Existence of two natural number satisfying a given condition in a given set

Question

Suppose $A=\{1,2,\dots,112\}$, $B \subset A$ and the number of elements in $B$ is greater or equal to 37. Then, is it true that there always exist two elements $x,y \in B$ such that $x-y\in \{9,10,19\}$? Thanks in advance.

Answer 1

Let's prove the following ...

Claim: Let $S$ be a subset of $X=\{1,2,\dots , 28\}$ for which $a-b\not\in\{9,10,19\}$ for all $a,b\in S$. Then $|S|\le 9$.

By way of contradiction, assume that $|S|\ge 10$. Now arrange the elements of $X$ as follows.

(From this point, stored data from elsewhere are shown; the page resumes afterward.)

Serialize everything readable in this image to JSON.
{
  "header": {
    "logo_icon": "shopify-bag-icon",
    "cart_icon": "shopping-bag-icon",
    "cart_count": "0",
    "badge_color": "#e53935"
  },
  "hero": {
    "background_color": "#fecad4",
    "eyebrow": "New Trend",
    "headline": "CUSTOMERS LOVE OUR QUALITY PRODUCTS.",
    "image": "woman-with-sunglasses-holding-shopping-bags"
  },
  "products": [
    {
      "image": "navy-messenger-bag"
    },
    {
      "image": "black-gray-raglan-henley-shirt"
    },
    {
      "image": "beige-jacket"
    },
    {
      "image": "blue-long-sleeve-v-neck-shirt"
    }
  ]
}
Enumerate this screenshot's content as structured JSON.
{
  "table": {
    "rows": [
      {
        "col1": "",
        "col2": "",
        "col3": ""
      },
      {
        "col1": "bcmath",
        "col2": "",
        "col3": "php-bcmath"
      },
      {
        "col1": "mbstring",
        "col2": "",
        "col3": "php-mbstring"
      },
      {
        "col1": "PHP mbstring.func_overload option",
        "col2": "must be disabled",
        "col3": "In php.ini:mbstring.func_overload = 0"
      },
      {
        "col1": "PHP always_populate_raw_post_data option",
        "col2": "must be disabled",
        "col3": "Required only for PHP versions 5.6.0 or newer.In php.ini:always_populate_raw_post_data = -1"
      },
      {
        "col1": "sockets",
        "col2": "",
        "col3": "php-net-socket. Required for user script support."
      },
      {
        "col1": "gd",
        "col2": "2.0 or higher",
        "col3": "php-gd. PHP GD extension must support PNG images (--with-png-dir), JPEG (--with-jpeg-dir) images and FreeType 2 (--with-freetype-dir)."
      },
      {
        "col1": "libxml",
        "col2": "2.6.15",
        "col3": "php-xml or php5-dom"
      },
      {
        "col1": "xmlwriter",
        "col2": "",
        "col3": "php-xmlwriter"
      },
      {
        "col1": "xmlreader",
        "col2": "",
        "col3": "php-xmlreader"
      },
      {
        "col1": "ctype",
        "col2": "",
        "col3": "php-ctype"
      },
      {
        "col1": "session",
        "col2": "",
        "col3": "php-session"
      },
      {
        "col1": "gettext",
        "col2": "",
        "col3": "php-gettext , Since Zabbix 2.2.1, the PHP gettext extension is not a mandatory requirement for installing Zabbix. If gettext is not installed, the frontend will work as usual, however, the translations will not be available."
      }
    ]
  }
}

\begin{array}{rrrrrrrrrr} 1&2&3&4&5&6&7&8&9&\\ 10&11&12&13&14&15&16&17&18&19\\ 20&21&22&23&24&25&26&27&28& \end{array}

Note that $S$ can contain at most one element from each column. However, as $|S|\ge 10$, $S$ must contain at least one element from every column. In particular, $19\in S$ is forced.

Now consider the following arrangement of the elements of $X$.

\begin{array}{rrrrrrrrrr} 1&2&3&4&5&6&7&8&9&10\\ 11&12&13&14&15&16&17&18&19\\ 20&21&22&23&24&25&26&27&28& \end{array}

By using the exact same reasoning as above, we see that $10\in S$ is forced. But this is a contradiction because $19-10=9$. Thus $|S|\le 9$ as claimed.

We may repeat this argument on the three remaining subintervals $\{29,\dots,56\}$, $\{57,\dots,84\}$, and $\{85,\dots,112\}$. This shows there are at most $9+9+9+9=36$ elements of $\{1,2,\dots,112\}$ with the desired avoidance property. Hence $|A|\ge 37$ will force the difference of some pair of elements of $A$ to be $9$, $10$ or $19$.